Rogers surveyed material she had going back a few years and called some of the co-writers, such as Jerry Salley and Liz Hengber, who’d contributed songs to the original Steeldrivers eponymous debut, to Reckless in 2010, to Hammer Down in 2012 and to the Muscle Shoals Album of 2015. The process of sifting through 50 or 60 prospect songs was of course influenced by Kelvin’s taste, sound and phrasing. “There are songs here that aren’t even bluegrass to me,” he says. “They’re rock and roll.” He cites the title track “Bad For You” as a prime example. “Banjo is the only bluegrass thing about it,” he says.

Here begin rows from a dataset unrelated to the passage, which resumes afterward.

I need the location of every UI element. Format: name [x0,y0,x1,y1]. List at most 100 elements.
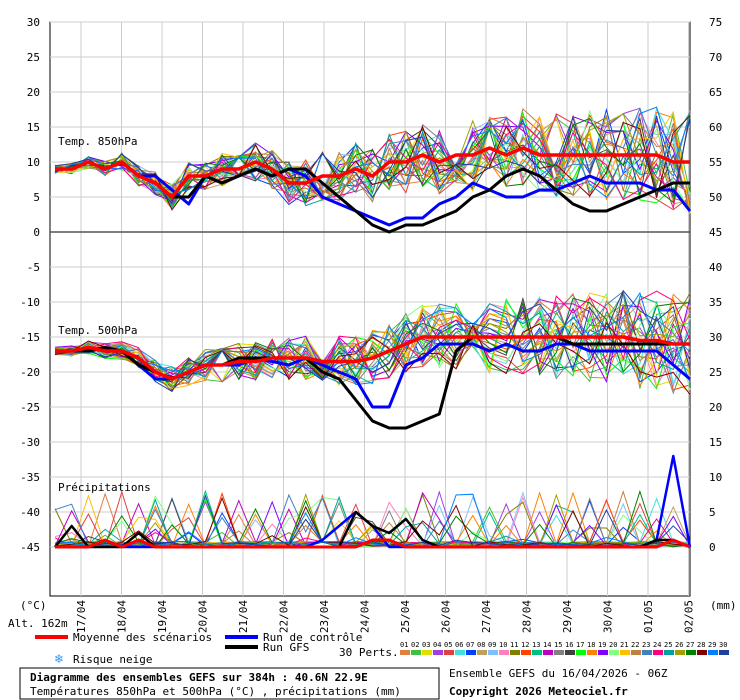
right-tick-label: 45 [709,226,722,239]
pert-legend-swatch [411,650,421,655]
right-tick-label: 25 [709,366,722,379]
pert-line-t500 [54,312,691,395]
series-line-t500 [55,342,691,409]
legend-mean-label: Moyenne des scénarios [73,631,212,644]
pert-legend-swatch [543,650,553,655]
left-tick-label: 30 [27,16,40,29]
pert-legend-swatch [455,650,465,655]
pert-legend-swatch [708,650,718,655]
pert-legend-swatch [521,650,531,655]
pert-legend-label: 22 [631,641,639,649]
pert-legend-label: 21 [620,641,628,649]
left-axis-unit: (°C) [20,599,47,612]
right-tick-label: 70 [709,51,722,64]
pert-line-precip [54,496,691,548]
left-tick-label: 20 [27,86,40,99]
right-tick-label: 35 [709,296,722,309]
left-tick-label: -5 [27,261,40,274]
pert-line-t500 [54,303,691,378]
pert-legend-swatch [565,650,575,655]
pert-legend-label: 18 [587,641,595,649]
pert-legend-label: 07 [466,641,474,649]
pert-legend-label: 23 [642,641,650,649]
x-tick-label: 01/05 [642,600,655,633]
pert-legend-swatch [642,650,652,655]
right-axis-unit: (mm) [710,599,737,612]
pert-legend-label: 29 [708,641,716,649]
left-tick-label: 5 [33,191,40,204]
right-tick-label: 0 [709,541,716,554]
pert-line-precip [54,493,691,548]
pert-legend-label: 26 [675,641,683,649]
pert-legend-swatch [554,650,564,655]
pert-legend-label: 04 [433,641,441,649]
left-tick-label: 10 [27,156,40,169]
pert-legend-swatch [532,650,542,655]
pert-legend-label: 08 [477,641,485,649]
pert-legend-swatch [719,650,729,655]
left-tick-label: -10 [20,296,40,309]
pert-legend-swatch [631,650,641,655]
left-axis-ticks: 30 25 20 15 10 5 0 -5 -10 -15 -20 -25 -30 -35 -40 -45 [20,16,40,554]
pert-legend-swatch [510,650,520,655]
panel-label-t850: Temp. 850hPa [58,135,137,148]
panel-label-t500: Temp. 500hPa [58,324,137,337]
pert-legend-label: 05 [444,641,452,649]
chart-title: Diagramme des ensembles GEFS sur 384h : … [30,671,368,684]
x-tick-label: 21/04 [237,600,250,633]
pert-line-t500 [54,290,691,384]
x-tick-label: 02/05 [683,600,696,633]
pert-line-t500 [54,289,691,393]
right-tick-label: 75 [709,16,722,29]
right-tick-label: 15 [709,436,722,449]
pert-legend-label: 15 [554,641,562,649]
pert-legend-label: 06 [455,641,463,649]
pert-line-t500 [54,298,691,380]
right-tick-label: 65 [709,86,722,99]
right-tick-label: 5 [709,506,716,519]
pert-legend-swatch [609,650,619,655]
pert-legend-label: 11 [510,641,518,649]
series-line-precip [55,538,691,549]
x-tick-label: 18/04 [116,600,129,633]
pert-legend-label: 09 [488,641,496,649]
pert-legend-swatch [664,650,674,655]
pert-legend-label: 12 [521,641,529,649]
pert-legend-swatch [466,650,476,655]
series-line-t850 [55,160,692,227]
left-tick-label: 0 [33,226,40,239]
left-tick-label: -25 [20,401,40,414]
pert-legend-label: 25 [664,641,672,649]
x-tick-label: 25/04 [399,600,412,633]
pert-legend-label: 19 [598,641,606,649]
right-tick-label: 40 [709,261,722,274]
left-tick-label: -35 [20,471,40,484]
altitude-label: Alt. 162m [8,617,68,630]
chart-subtitle: Températures 850hPa et 500hPa (°C) , pré… [30,685,401,698]
series-line-t500 [55,335,690,381]
pert-legend-label: 27 [686,641,694,649]
left-tick-label: -45 [20,541,40,554]
right-tick-label: 50 [709,191,722,204]
x-tick-label: 22/04 [278,600,291,633]
pert-legend-label: 14 [543,641,551,649]
legend-gfs-label: Run GFS [263,641,309,654]
pert-legend-label: 02 [411,641,419,649]
pert-legend-swatch [675,650,685,655]
copyright: Copyright 2026 Meteociel.fr [449,685,628,698]
pert-legend-swatch [444,650,454,655]
snowflake-icon: ❄ [54,652,64,666]
right-tick-label: 20 [709,401,722,414]
pert-legend-swatch [697,650,707,655]
pert-legend-label: 10 [499,641,507,649]
pert-legend-label: 20 [609,641,617,649]
pert-line-t850 [54,106,691,200]
pert-legend-label: 03 [422,641,430,649]
pert-legend-label: 13 [532,641,540,649]
left-tick-label: 15 [27,121,40,134]
pert-line-t850 [54,107,691,214]
x-axis-ticks: 17/04 18/04 19/04 20/04 21/04 22/04 23/04 24/04… [75,600,696,633]
x-tick-label: 23/04 [318,600,331,633]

That album-opening title track churns slowly like a paddle-wheel steamer negotiating a shallow muddy river. Kelvin’s voice rises and howls with a poignant desperation. Tammy’s fiddle carves lonesome answering lines, and the 15-year Steeldriver tradition of dark, jagged-edged goth-grass feels intact and heading for new places. Then in “The Bartender (Load The Gun)” the main character wrestles with his role. Is he a friend-in-need or an accessory to a crime? It’s a question perfectly suited to the Steeldrivers’ unsparing blues. Up next, “12 O’Clock Blues” takes us inside the haunted anxiety of insomnia. Written by Rogers with longtime musical companion Kieran Kane and his duo partner Rayna Gellert, it became Kelvin’s favorite for its groove shockwaves and its depiction of a shared human experience.
There are brighter offerings as well, including the pure ardor of “I Choose You” and the Cajun-inflected country bounce of “Glad I’m Gone,” in which the girl doesn’t come back and the singer is damn glad about it. Yet the emotional seriousness of the whole collection is firmly established by “Falling Man,” a song inspired by the breathtaking photo of an unidentified victim of 9/11 “caught in a frame” and thus made immortal. “I’ll never die/I’ll never land/Call me what I am/A falling man,” sings Kelvin in his most vulnerable performance, with Rogers in sympathetic harmony. It leaves us with chills.
That a quintet could sound so consistent over time, while adding new repertoire and even new lead singers, is a testament to a classically Nashville way of thinking. “I always say we just happen to use traditional instruments, but we’re really a singer-songwriter band,” Rogers says. One regularly hears the edict to “serve the song” among top tier players in Music City. But because this is bluegrass, and this is the Steeldrivers, the truth is that often, serving the song means you gotta play like hell.